Shows how to use an External Hive (SQL Server) along with ADLS Gen 1 as part of a Databricks initialization script that runs when the cluster is created.
- Create an Azure Databrick Workspace in the Azure portal
- Open the workspace and click on your name
- Then select User Settings
- Create a new token (save the value)
- Download Databricks CLI https://docs.databricks.com/user-guide/dev-tools/databricks-cli.html
- Configure CLI
databricks configure --token
- Update the values in the external-metastore.sh
- This assumes you have a Hive metastore in SQL Server, a ADLS Gen 1 account and a Service Principle
- You can create an HDI Cluster and let that create your metastore
- Please check your Hive version and update the external-metastore.sh
- The external-metastore.sh tells Databricks not to check the schema (validation)

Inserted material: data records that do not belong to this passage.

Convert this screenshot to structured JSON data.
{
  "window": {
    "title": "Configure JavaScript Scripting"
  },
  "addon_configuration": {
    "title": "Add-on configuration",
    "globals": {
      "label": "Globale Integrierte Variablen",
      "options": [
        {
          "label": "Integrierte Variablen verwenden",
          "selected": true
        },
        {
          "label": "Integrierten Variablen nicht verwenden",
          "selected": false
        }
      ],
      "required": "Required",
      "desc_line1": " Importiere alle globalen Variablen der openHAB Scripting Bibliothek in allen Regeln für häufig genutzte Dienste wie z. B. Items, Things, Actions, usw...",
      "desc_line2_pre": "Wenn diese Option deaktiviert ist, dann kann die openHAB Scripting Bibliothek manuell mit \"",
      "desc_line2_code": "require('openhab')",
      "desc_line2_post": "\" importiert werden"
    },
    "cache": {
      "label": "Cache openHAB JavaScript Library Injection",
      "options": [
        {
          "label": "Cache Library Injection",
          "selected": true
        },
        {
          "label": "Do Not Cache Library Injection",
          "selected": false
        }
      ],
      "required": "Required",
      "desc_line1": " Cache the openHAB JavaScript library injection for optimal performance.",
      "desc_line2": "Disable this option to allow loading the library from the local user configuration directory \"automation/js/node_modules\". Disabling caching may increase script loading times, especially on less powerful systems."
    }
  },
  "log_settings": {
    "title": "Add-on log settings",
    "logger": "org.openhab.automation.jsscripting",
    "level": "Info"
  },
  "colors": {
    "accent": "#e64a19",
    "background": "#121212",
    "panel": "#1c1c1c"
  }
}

- Upload the external metastore (run the lines below, you can run over and over if you'd like)
dbfs mkdirs dbfs:/databricks/init/
dbfs rm dbfs:/databricks/init/external-metastore.sh
dbfs cp external-metastore.sh dbfs:/databricks/init/external-metastore.sh
This assume you have a file (CSV to view or just do a directory listing)
%scala
dbutils.fs.ls("adl://YOUR-DATA-LAKE-HERE.azuredatalakestore.net/DIRECTORY-PATH")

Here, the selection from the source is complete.